Former Pakistan Prime Minister Imran Khan was charged Sunday under the country’s anti-terrorism act for making threatening statements against senior judicial and police officials whom he blamed for torturing his chief of staff.

Imran Khan WEFFormer Pakistan prime minister Imran Khan was charged Sunday under the country’s anti-terror act for threats made against senior state officials. (Photo: Jolanda Flubacher/World Economic Forum, Flickr, License)According to a police report a Pakistani journalist tweeted, Khan made explicit threats at a public gathering on Saturday towards members of the judiciary and police whom he believes responsible for the arrest and mistreatment of his senior aide, Shahbaz Gill.

Gill, who served Khan as a cabinet minister during his time in office from April 2018 to August 2022 and is presently his chief of staff, was arrested on Aug. 9 on charges of sedition. Allegedly, he attempted to incite rebellion within the military by calling for officers to defy orders handed down from the top brass.

Reports of torture against Gill surfaced soon after — treatment which the former PM immediately condemned. He also accused the individuals who orchestrated it of being corrupt.

During Khan’s address to the crowd Saturday, he vowed that he would not spare those behind his aide’s mistreatment and promised that they would eventually face charges of their own.

As the former PM’s speech was being live streamed, the independent and constitutionally established Pakistan Electronic Media Regulatory Authority briefly censored the country’s access to YouTube in an effort to contain his rhetoric.

In its justification to ban the broadcasting of his speech, the regulatory body stated that Khan had spread baseless allegations in an attempt to undermine the public’s confidence in its state institutions and officials.

Khan has made waves in Pakistan’s government since he suffered a crippling defeat back in April, when he faced a no-confidence vote at the hands of the country’s National Assembly.

His administration originally attempted to block the vote, citing “foreign interference”, but these efforts were ultimately overturned.

Rather than face the vote, Khan instead manoeuvred to dissolve parliament and hold fresh elections, but this was ruled by the Supreme Court to be unconstitutional in a 5-0 decision.

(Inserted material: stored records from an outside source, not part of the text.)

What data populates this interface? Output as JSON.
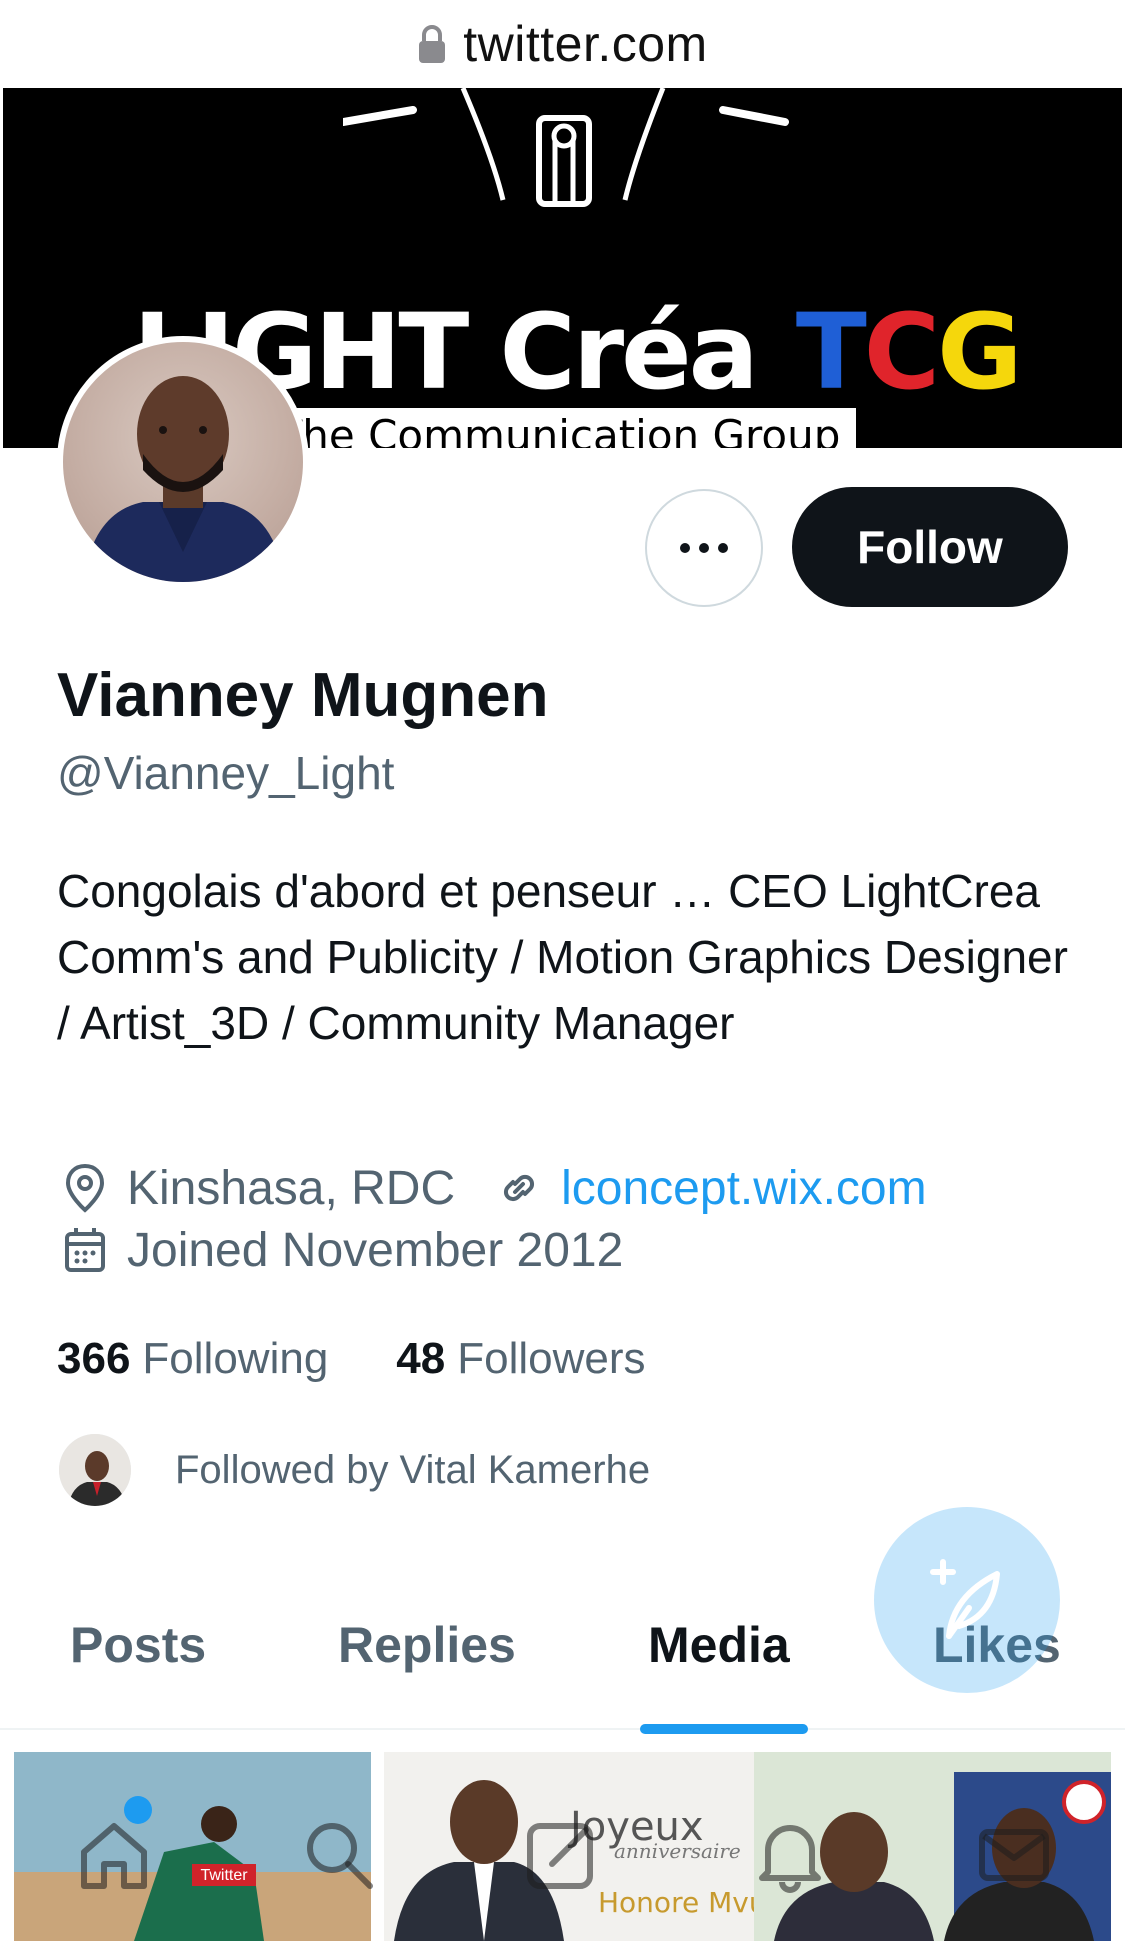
{
  "browser": {
    "domain": "twitter.com",
    "lock_icon": "lock-icon"
  },
  "banner": {
    "logo_light": "LIGHT Créa",
    "logo_tcg": {
      "t": "T",
      "c": "C",
      "g": "G"
    },
    "tagline": "The Communication Group",
    "colors": {
      "background": "#000000",
      "t": "#1f5fd6",
      "c": "#e0242b",
      "g": "#f5d70c"
    }
  },
  "profile": {
    "name": "Vianney Mugnen",
    "handle": "@Vianney_Light",
    "bio": "Congolais d'abord et penseur … CEO LightCrea Comm's and Publicity / Motion Graphics Designer / Artist_3D / Community Manager",
    "location": "Kinshasa, RDC",
    "website": "lconcept.wix.com",
    "joined": "Joined November 2012",
    "following_count": "366",
    "following_label": "Following",
    "followers_count": "48",
    "followers_label": "Followers",
    "followed_by": "Followed by Vital Kamerhe"
  },
  "actions": {
    "follow_label": "Follow",
    "more_icon": "more-icon"
  },
  "tabs": [
    {
      "label": "Posts",
      "active": false
    },
    {
      "label": "Replies",
      "active": false
    },
    {
      "label": "Media",
      "active": true
    },
    {
      "label": "Likes",
      "active": false
    }
  ],
  "media": {
    "thumb1_label": "Twitter",
    "thumb2_title": "Joyeux",
    "thumb2_subtitle": "anniversaire",
    "thumb2_name": "Honore Mvula"
  },
  "colors": {
    "accent": "#1d9bf0",
    "text": "#0f1419",
    "secondary": "#536471"
  },
  "bottom_nav": [
    "home-icon",
    "search-icon",
    "compose-icon",
    "bell-icon",
    "mail-icon"
  ]
}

The vote proceeded on April 10, which resulted in 174 lawmakers out of 342 calling for Khan’s dismissal, meaning he lost by the slimmest of margins.

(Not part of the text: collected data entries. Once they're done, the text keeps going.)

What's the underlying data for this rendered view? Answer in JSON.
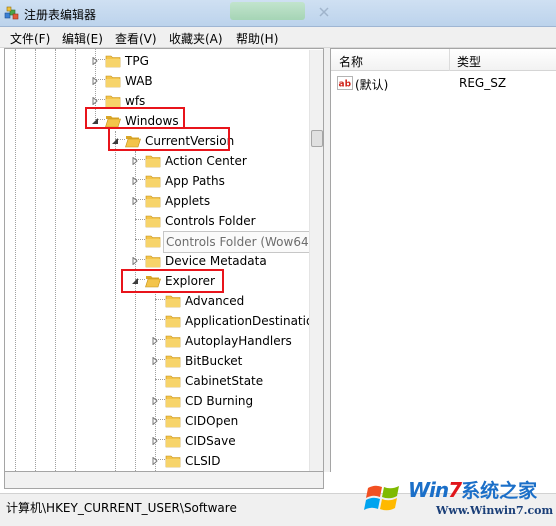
{
  "window": {
    "title": "注册表编辑器"
  },
  "menu": [
    {
      "label": "文件(F)"
    },
    {
      "label": "编辑(E)"
    },
    {
      "label": "查看(V)"
    },
    {
      "label": "收藏夹(A)"
    },
    {
      "label": "帮助(H)"
    }
  ],
  "tree": {
    "nodes": [
      {
        "label": "TPG",
        "expander": "collapsed"
      },
      {
        "label": "WAB",
        "expander": "collapsed"
      },
      {
        "label": "wfs",
        "expander": "collapsed"
      },
      {
        "label": "Windows",
        "expander": "expanded",
        "highlighted": true
      },
      {
        "label": "CurrentVersion",
        "expander": "expanded",
        "highlighted": true
      },
      {
        "label": "Action Center",
        "expander": "collapsed"
      },
      {
        "label": "App Paths",
        "expander": "collapsed"
      },
      {
        "label": "Applets",
        "expander": "collapsed"
      },
      {
        "label": "Controls Folder",
        "expander": "none"
      },
      {
        "label": "Controls Folder (Wow64)",
        "expander": "none",
        "hover": true
      },
      {
        "label": "Device Metadata",
        "expander": "collapsed"
      },
      {
        "label": "Explorer",
        "expander": "expanded",
        "highlighted": true
      },
      {
        "label": "Advanced",
        "expander": "none"
      },
      {
        "label": "ApplicationDestinatio",
        "expander": "none"
      },
      {
        "label": "AutoplayHandlers",
        "expander": "collapsed"
      },
      {
        "label": "BitBucket",
        "expander": "collapsed"
      },
      {
        "label": "CabinetState",
        "expander": "none"
      },
      {
        "label": "CD Burning",
        "expander": "collapsed"
      },
      {
        "label": "CIDOpen",
        "expander": "collapsed"
      },
      {
        "label": "CIDSave",
        "expander": "collapsed"
      },
      {
        "label": "CLSID",
        "expander": "collapsed"
      }
    ]
  },
  "values": {
    "headers": {
      "name": "名称",
      "type": "类型"
    },
    "rows": [
      {
        "name": "(默认)",
        "type": "REG_SZ"
      }
    ]
  },
  "status": {
    "path": "计算机\\HKEY_CURRENT_USER\\Software"
  },
  "watermark": {
    "brand_a": "Win",
    "brand_b": "7",
    "brand_c": "系统之家",
    "url": "Www.Winwin7.com"
  },
  "colors": {
    "highlight": "#e8141b",
    "folder": "#f3c44a",
    "brand": "#1b6fc8"
  }
}
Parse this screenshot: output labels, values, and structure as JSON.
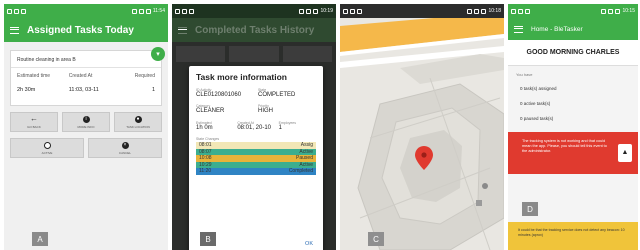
{
  "panelA": {
    "status_time": "11:54",
    "title": "Assigned Tasks Today",
    "task_name": "Routine cleaning in area B",
    "columns": [
      "Estimated time",
      "Created At",
      "Required"
    ],
    "values": [
      "2h 30m",
      "11:03, 03-11",
      "1"
    ],
    "actions": [
      {
        "icon": "arrow-left-icon",
        "label": "GO BACK"
      },
      {
        "icon": "info-icon",
        "label": "MORE INFO"
      },
      {
        "icon": "pin-icon",
        "label": "TASK LOCATION"
      },
      {
        "icon": "check-circle-icon",
        "label": "ACTIVE"
      },
      {
        "icon": "cancel-icon",
        "label": "CANCEL"
      }
    ],
    "letter": "A"
  },
  "panelB": {
    "status_time": "10:19",
    "title": "Completed Tasks History",
    "dialog_title": "Task more information",
    "id_label": "ID Activity",
    "id_value": "CLE0120801060",
    "state_label": "State",
    "state_value": "COMPLETED",
    "category_label": "Category",
    "category_value": "CLEANER",
    "priority_label": "Priority",
    "priority_value": "HIGH",
    "estimated_label": "Estimated",
    "estimated_value": "1h 0m",
    "created_label": "Created At",
    "created_value": "08:01, 20-10",
    "employees_label": "Employees",
    "employees_value": "1",
    "state_changes_label": "State Changes",
    "state_changes": [
      {
        "time": "08:01",
        "state": "Assig",
        "color": "#f2e7b6"
      },
      {
        "time": "08:07",
        "state": "Active",
        "color": "#3cae8f"
      },
      {
        "time": "10:08",
        "state": "Paused",
        "color": "#e8b33a"
      },
      {
        "time": "10:29",
        "state": "Active",
        "color": "#3cae8f"
      },
      {
        "time": "11:20",
        "state": "Completed",
        "color": "#2f84c4"
      }
    ],
    "ok_label": "OK",
    "letter": "B"
  },
  "panelC": {
    "status_time": "10:18",
    "marker_color": "#e03a2f",
    "letter": "C"
  },
  "panelD": {
    "status_time": "10:15",
    "title": "Home - BleTasker",
    "greeting": "GOOD MORNING CHARLES",
    "you_have": "You have",
    "lines": [
      "0 task(s) assigned",
      "0 active task(s)",
      "0 paused task(s)"
    ],
    "warning": "The tracking system is not working and that could mean the app. Please, you should tell this event to the administrator.",
    "notice": "It could be that the tracking service does not detect any beacon: 10 minutes (aprox)",
    "letter": "D"
  }
}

No prime minister in Pakistan has ever fully completed their five-year term since the country attained its independence in 1947.

Since his ousting, the former cricket star turned politician has voiced his discontent at the country’s new leaders and he has also vowed to make a political comeback. But through his country-wide rallies, the former PM may have taken it a step too far.

The report against Khan concluded that his threats against senior police officials and Additional Sessions Judge Zeba Chaudhry were intended to terrorize them into not carrying out their legal obligations, local media said.

Islamabad authorities subsequently denounced the former PM’s comments and stated that anybody “threatening the police or making false accusations will be dealt with according to the law,” according to Al Jazeera.

But despite the fact that the report calls for his arrest, Khan for the moment remains free and has not surrendered himself into police custody.

Instead, the Islamabad High Court temporarily granted him protective bail until Thursday, at which point he must appear before the country’s anti-terrorism court.